Her fingers reached up to touch his hair and his face. “I love you too. I’m sorry it’s taken us so long to realize it,” she whispered.
He grinned lasciviously. “That’s okay. I’ll just have to make up for all the years you were too stubborn to realize what was going on,” he said. And he started doing just that.
“Is this your way of ensuring that I don’t look at another woman?” Xander asked, leaning against the doorway to their bedroom.
Autumn swung around, her shocked eyes taking in his buff body in the tailored tuxedo. “Goodness,” she breathed softly, unable to stop gawking. “Don’t do that.”
One eyebrow went up in inquiry. “Don’t do what?”
“Wear that tuxedo. It’s not legal.”
He chuckled and walked into the bedroom where she was finishing up. “What’s illegal is you, in this dress. I don’t think I like seeing you in this dress.”
She laughed and smacked his hands away but he ignored her efforts, just like she knew he would. She had just pulled on the blue, satin bridesmaid’s dress for Mia’s wedding. It was beautiful and sexy and she loved Xander’s reaction so she didn’t fight his hands too diligently. As if she would ever object to having his hands touch her in any way. “We’re going to be late if you don’t stop,” she said as he bent lower and nibbled along her neck.
“I think I need some handcuffs,” he said.
She laughed softly, but the idea had merit. “Who would be wearing the cuffs?”
“You, of course.”
Shaking her head, she stepped out of his arms and slipped her shoes on, feeling better now that she didn’t feel so short. In her heels, the top of her head at least reached his chin. “There’s no ‘of course’ about it,” she argued. “I don’t think I should have to wear handcuffs after last night.”
He grabbed her wrists and held her in place, just like he’d done the previous evening. “Ah, but you didn’t learn your lesson well enough.”
“I didn’t know there was a lesson to learn.”
“There’s always something to learn,” he came back, lifting her hand so that he could look at the diamond ring sitting there. His finger rubbed over the diamond and he smiled. “We’re still not going to announce our engagement today?”
“Absolutely not. This is Mia’s day.”
He rolled his eyes. “And you think Mia didn’t plan all of this?” he asked, indicating the satin blue dress she was wearing which was low cut and sexy as hell. “She’s up to something and you know it.”

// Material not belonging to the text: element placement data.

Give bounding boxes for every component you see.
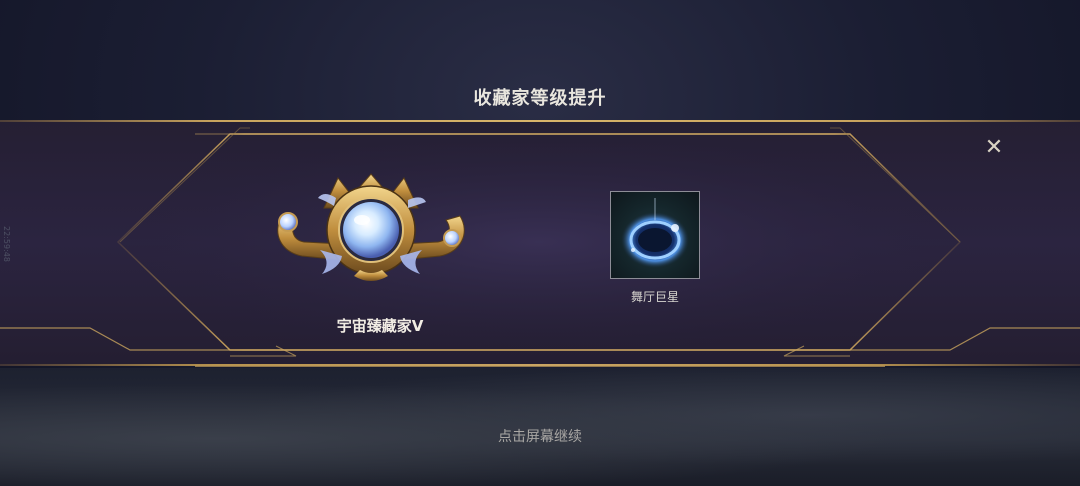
reward-item[interactable]: [610, 191, 700, 279]
dance-hall-star-icon: [621, 198, 689, 268]
dialog-title: 收藏家等级提升: [473, 88, 607, 109]
tap-to-continue-hint: 点击屏幕继续: [498, 429, 582, 445]
rank-name: 宇宙臻藏家Ⅴ: [336, 317, 424, 335]
band-top-border: [0, 120, 1080, 122]
side-watermark: 22:59:48: [2, 226, 11, 262]
close-icon[interactable]: ✕: [982, 136, 1006, 160]
reward-label: 舞厅巨星: [630, 290, 679, 304]
cosmic-collector-emblem-icon: [277, 173, 465, 281]
level-up-screen[interactable]: 收藏家等级提升 22:59:48 ✕ 宇宙臻藏家Ⅴ 舞厅巨星 点击屏幕继续: [0, 0, 1080, 486]
band-bottom-border: [0, 364, 1080, 366]
band-frame-ornament: [0, 127, 1080, 367]
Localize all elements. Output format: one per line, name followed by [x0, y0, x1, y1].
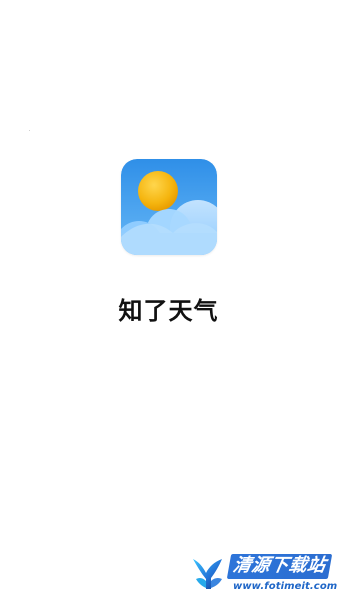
watermark-title: 清源下载站	[226, 554, 332, 579]
weather-app-icon	[121, 159, 217, 255]
splash-screen: 知了天气 清源下载站 www.fotimeit.com	[0, 0, 337, 600]
watermark-logo-icon	[193, 559, 222, 589]
weather-sun-cloud-icon	[121, 159, 217, 255]
dust-dot	[29, 130, 30, 131]
site-watermark: 清源下载站 www.fotimeit.com	[191, 553, 337, 596]
watermark-url: www.fotimeit.com	[233, 581, 337, 592]
app-title: 知了天气	[118, 297, 219, 325]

Autumn laughed, agreeing with him. But since she and Xander were already a couple, neither of them minded that Mia was doing a little matchmaking. “So when are we going to announce our wedding?”
Xander shrugged. “Why announce it at all? Why don’t we just fly out to Vegas and get married tomorrow?”
She thought about that for a moment, then nodded her head. “Okay.”
He pulled her into his arms. “Would you really want to do that? What about a big wedding? Don’t you want all of your friends there with you?”
She smiled slightly. “Well, Mia will be on her honeymoon, I can’t invite Kiera and Cricket because they’re sick of weddings after this one. And I don’t want to wait another year or two for them to recover. So why don’t we just have a small party when we get back?”
He thought about that for a moment, then shook his head. “No. I want my brothers there with me when I get married. And I want you to have your friends there. I know you’ve known Mia, Cricket and Kiera for only a few weeks, but the three of you seem like sisters already. They should be there, ready or not.”
“We just finished helping Mia. I really don’t want to go through all of this again.”
He looked at her carefully. “Are you sure? You don’t want the white dress and the flowers and all that stuff?”
She grinned. “I can still wear the white dress in Las Vegas. I don’t need the flowers or the big reception. I just need you,” she said and stretched up to kiss him.
Xander pulled her closer, deepening the kiss even while his mind was working out a plan. He wanted Autumn to have everything, so everything she will get.